IBM La Gaude : l’utopie moderniste de Marcel Breuer abandonnée sur les hauteurs de Nice
Du haut du joli petit village perché de Saint-Jeannet, situé à une quinzaine de kilomètres de Nice, j’aperçois une structure lointaine en forme de double Y qui me fait penser à un vaisseau spatial posé digne d’un film de SF. La vision de cette masse grise me fait tilt : les termes La Gaude, IBM et Marcel Breuer reviennent en mémoire.
Sur la commune de La Gaude, le centre IBM conçu par Marcel Breuer est l’un des témoignages les plus saisissants du modernisme européen en France. Inauguré en 1962, cet ensemble architectural audacieux fut à la fois un centre de recherche technologique et un manifeste esthétique du rationalisme d’après-guerre.
Pourtant, depuis la fermeture définitive du site en 2015, le bâtiment, est vide et livré à lui-même.
Commandité à une époque où IBM incarnait la pointe de l’innovation, le projet fut confié à Marcel Breuer, figure majeure du Bauhaus et chantre du brutalisme.
À La Gaude, il déploie une architecture profondément ancrée dans le paysage méditerranéen, tout en y insufflant sa rigueur géométrique et son goût du béton brut.
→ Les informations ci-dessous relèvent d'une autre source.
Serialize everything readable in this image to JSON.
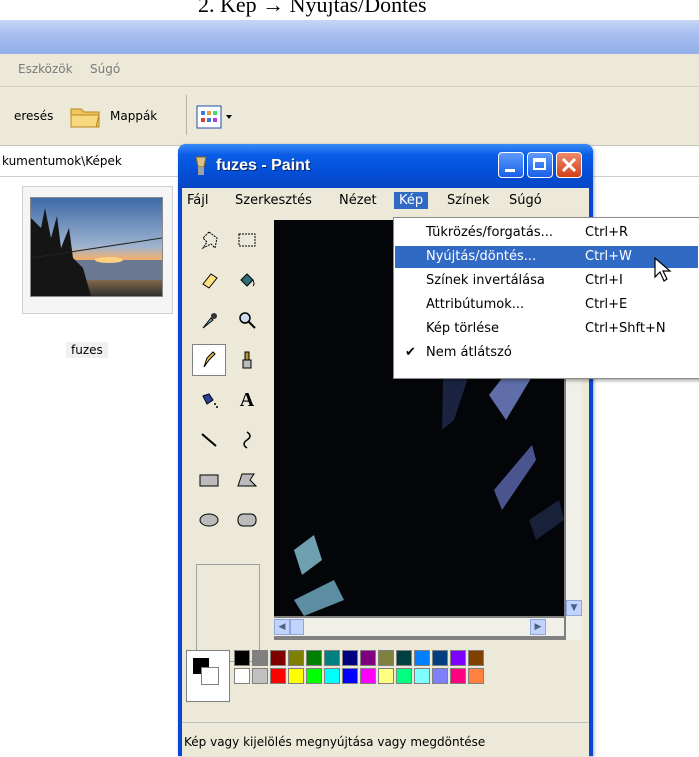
{
  "caption": "2. Kép → Nyújtás/Döntés",
  "explorer": {
    "menu": [
      "Eszközök",
      "Súgó"
    ],
    "toolbar": {
      "search_label": "eresés",
      "folders_label": "Mappák"
    },
    "address": "kumentumok\\Képek",
    "thumbnail_label": "fuzes"
  },
  "paint": {
    "title": "fuzes - Paint",
    "menu": [
      "Fájl",
      "Szerkesztés",
      "Nézet",
      "Kép",
      "Színek",
      "Súgó"
    ],
    "status": "Kép vagy kijelölés megnyújtása vagy megdöntése"
  },
  "kep_menu": [
    {
      "label": "Tükrözés/forgatás...",
      "shortcut": "Ctrl+R",
      "checked": false,
      "highlighted": false
    },
    {
      "label": "Nyújtás/döntés...",
      "shortcut": "Ctrl+W",
      "checked": false,
      "highlighted": true
    },
    {
      "label": "Színek invertálása",
      "shortcut": "Ctrl+I",
      "checked": false,
      "highlighted": false
    },
    {
      "label": "Attribútumok...",
      "shortcut": "Ctrl+E",
      "checked": false,
      "highlighted": false
    },
    {
      "label": "Kép törlése",
      "shortcut": "Ctrl+Shft+N",
      "checked": false,
      "highlighted": false
    },
    {
      "label": "Nem átlátszó",
      "shortcut": "",
      "checked": true,
      "highlighted": false
    }
  ],
  "palette_colors": [
    "#000000",
    "#808080",
    "#800000",
    "#808000",
    "#008000",
    "#008080",
    "#000080",
    "#800080",
    "#808040",
    "#004040",
    "#0080ff",
    "#004080",
    "#8000ff",
    "#804000",
    "#ffffff",
    "#c0c0c0",
    "#ff0000",
    "#ffff00",
    "#00ff00",
    "#00ffff",
    "#0000ff",
    "#ff00ff",
    "#ffff80",
    "#00ff80",
    "#80ffff",
    "#8080ff",
    "#ff0080",
    "#ff8040"
  ],
  "colors": {
    "paint_title_blue": "#0a5ce6",
    "menu_highlight": "#316ac5",
    "close_red": "#d2401a"
  }
}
Loin de toute monumentalité gratuite, l’édifice se distingue par son horizontalité marquée, se terminant par des courbes, ses pilotis massifs mais d’un design fin avec ses formes anguleuses, ils ressemblent à des tridents. L’ensemble principal, composé de plusieurs ailes articulées en terrasses, épouse les courbes du terrain naturel. Ses façades modulaires et ses percées de fenêtres savamment maîtrisées, on reconnait bien sa patte sur ces ouvertures qui sont similaires sur les immeubles de la ZUP de Bayonne ou celles de l’hôtel Le Flaine dans la station de ski du même nom de Haute-Savoie, structure en porte à faux…magnifique. Ces baies vitrées offraient des vues panoramiques sur la vallée du Var. La lumière naturelle y était omniprésente, pensée pour stimuler l’innovation et le confort au travail.
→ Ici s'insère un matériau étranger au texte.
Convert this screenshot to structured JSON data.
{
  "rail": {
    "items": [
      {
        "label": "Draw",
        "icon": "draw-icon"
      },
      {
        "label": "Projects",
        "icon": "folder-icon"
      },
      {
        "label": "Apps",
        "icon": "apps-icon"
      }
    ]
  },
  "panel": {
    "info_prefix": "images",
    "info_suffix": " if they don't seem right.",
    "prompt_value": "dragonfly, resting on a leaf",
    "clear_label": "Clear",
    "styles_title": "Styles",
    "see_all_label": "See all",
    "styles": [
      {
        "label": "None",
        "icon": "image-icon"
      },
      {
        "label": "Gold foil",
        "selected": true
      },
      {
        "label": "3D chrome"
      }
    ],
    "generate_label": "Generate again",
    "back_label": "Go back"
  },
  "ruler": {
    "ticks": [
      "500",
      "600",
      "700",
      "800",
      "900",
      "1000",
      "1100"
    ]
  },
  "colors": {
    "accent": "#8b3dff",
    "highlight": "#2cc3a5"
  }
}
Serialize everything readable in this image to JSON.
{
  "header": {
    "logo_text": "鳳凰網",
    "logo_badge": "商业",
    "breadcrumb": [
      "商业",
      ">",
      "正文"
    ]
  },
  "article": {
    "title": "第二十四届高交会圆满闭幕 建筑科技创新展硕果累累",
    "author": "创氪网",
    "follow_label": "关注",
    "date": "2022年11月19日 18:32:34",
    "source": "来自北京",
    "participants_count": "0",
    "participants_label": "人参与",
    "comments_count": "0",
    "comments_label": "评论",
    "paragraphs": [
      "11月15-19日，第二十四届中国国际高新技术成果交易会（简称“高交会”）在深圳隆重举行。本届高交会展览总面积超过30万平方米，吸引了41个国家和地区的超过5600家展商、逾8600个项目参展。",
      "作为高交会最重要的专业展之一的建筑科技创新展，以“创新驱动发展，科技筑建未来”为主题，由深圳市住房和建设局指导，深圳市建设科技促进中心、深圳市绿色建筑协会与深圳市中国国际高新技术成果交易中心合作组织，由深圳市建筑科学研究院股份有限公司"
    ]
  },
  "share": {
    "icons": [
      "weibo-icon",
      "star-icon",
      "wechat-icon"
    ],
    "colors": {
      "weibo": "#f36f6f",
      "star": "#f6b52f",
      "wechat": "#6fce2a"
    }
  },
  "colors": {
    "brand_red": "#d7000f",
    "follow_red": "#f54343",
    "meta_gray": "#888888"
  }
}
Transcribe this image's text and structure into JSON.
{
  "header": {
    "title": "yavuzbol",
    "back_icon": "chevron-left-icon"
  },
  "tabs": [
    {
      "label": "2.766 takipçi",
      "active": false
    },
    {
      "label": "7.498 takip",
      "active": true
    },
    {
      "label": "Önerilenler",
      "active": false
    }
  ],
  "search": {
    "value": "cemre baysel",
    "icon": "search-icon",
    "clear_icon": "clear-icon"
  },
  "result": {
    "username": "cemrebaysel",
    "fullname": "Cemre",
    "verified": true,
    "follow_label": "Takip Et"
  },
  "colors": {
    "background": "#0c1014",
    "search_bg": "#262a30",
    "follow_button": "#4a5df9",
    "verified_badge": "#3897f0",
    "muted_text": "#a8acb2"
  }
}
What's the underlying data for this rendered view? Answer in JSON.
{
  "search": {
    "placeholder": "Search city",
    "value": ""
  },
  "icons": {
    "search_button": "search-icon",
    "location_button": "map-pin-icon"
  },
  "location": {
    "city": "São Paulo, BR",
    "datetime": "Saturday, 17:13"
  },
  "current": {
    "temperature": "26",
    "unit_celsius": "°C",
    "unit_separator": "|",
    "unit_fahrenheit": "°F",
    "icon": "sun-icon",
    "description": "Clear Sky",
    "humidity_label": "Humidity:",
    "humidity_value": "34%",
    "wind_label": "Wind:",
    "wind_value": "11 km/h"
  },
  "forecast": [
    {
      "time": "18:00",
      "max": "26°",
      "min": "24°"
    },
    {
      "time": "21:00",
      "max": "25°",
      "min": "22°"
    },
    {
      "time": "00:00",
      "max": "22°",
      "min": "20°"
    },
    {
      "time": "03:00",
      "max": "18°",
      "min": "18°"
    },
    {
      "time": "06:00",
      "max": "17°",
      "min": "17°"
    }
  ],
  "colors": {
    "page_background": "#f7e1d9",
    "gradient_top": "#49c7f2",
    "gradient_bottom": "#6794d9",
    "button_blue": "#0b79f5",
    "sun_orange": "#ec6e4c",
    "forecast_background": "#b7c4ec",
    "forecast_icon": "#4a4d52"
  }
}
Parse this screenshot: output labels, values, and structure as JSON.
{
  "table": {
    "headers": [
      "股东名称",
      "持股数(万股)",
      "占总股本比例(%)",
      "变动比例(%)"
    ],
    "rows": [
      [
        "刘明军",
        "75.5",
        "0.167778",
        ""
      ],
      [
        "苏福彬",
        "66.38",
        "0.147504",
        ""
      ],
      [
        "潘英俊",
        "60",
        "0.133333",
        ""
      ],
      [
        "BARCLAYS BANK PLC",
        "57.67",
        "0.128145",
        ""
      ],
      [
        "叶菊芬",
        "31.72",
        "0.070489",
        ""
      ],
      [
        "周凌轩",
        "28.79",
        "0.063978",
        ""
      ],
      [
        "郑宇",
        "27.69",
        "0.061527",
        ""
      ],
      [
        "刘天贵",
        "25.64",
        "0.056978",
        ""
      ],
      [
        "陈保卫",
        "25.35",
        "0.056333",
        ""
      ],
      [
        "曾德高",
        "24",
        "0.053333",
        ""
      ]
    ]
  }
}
Marcel Breuer y applique les principes du fonctionnalisme avec élégance : clarté des circulations, flexibilité des espaces intérieurs, rationalité des structures en utilisant le béton armé préfabriqué.
Le site comportait également des éléments techniques et paysagers d’une grande finesse : bassins, patios, jardins suspendus… autant de détails qui traduisent le soin apporté à la relation entre l’homme, la machine et la nature. Un idéal moderniste aujourd’hui oublié derrière des murs décrépis.
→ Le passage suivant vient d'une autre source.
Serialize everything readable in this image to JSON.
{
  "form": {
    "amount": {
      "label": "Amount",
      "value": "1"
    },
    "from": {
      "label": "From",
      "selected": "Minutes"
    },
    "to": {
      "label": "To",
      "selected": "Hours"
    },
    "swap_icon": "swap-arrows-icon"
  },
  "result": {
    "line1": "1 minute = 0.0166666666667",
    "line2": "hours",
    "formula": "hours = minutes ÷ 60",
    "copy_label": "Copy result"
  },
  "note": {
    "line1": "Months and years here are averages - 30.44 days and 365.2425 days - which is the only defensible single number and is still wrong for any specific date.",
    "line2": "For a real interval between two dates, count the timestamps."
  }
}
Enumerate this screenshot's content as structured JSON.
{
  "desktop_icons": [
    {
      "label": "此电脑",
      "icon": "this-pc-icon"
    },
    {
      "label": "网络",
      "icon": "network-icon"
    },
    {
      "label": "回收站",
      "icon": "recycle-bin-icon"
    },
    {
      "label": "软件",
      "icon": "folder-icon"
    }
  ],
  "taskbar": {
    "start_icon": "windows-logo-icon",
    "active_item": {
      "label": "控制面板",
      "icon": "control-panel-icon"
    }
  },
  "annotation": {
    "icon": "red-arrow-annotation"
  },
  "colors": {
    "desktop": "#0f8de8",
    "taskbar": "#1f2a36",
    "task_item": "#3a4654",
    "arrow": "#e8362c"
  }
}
En ce mois mai 2025, animé par le désir de redécouvrir ce patrimoine méconnu, j’ai escaladé le portail d’entrée principal après avoir voulu faire une tentative d’intrusion par des grilles et grillages à un autre endroit. Le câble électrique longeant ces grillages me paraissait être relié à des capteurs pouvant déclencher une alarme à tout moment. Ce n’est pas ma première fois en urbex…
L’exploration m’a plongé dans un univers figé. À l’intérieur du site, le silence règne. La nature a repris ses droits sur le Bauhaus.
Elle commence doucement à occuper de l’espace mais ne viendra pas tout de suite à bout de cet ouvrage : des arbustes poussent entre les dalles, des racines fissurent les sols, mais rien n’altère vraiment la force expressive du bâtiment. Il résiste, tel un totem moderniste oublié par le monde contemporain. Pas de visite à l’intérieur, une pancarte indique la présence de senseurs et de caméra directement reliés à la gendarmerie locale. Cela ne semblait pas être un fake….par expérience de la dernière visite en urbex sur un autre site…intervention en 10 minutes. La déambulation est très agréable entre les piliers sous le bâtiment dans les herbes hautes, on a l’impression de découvrir un site archéologique disparu.
Le site IBM de La Gaude incarne un moment unique dans l’histoire de l’architecture française – la rencontre entre une multinationale américaine et un maître de l’architecture européenne. Sa valeur patrimoniale est indéniable. Aujourd’hui, il attend une réhabilitation? En 2000, l’ouvrage obtient le label Patrimoine du XXe siècle. Depuis septembre 2020 il est inscrit aux Monuments historiques. Ce lieu hors du temps reste un manifeste à ciel ouvert, témoin d’un futur rêvé… et abandonné pour le moment.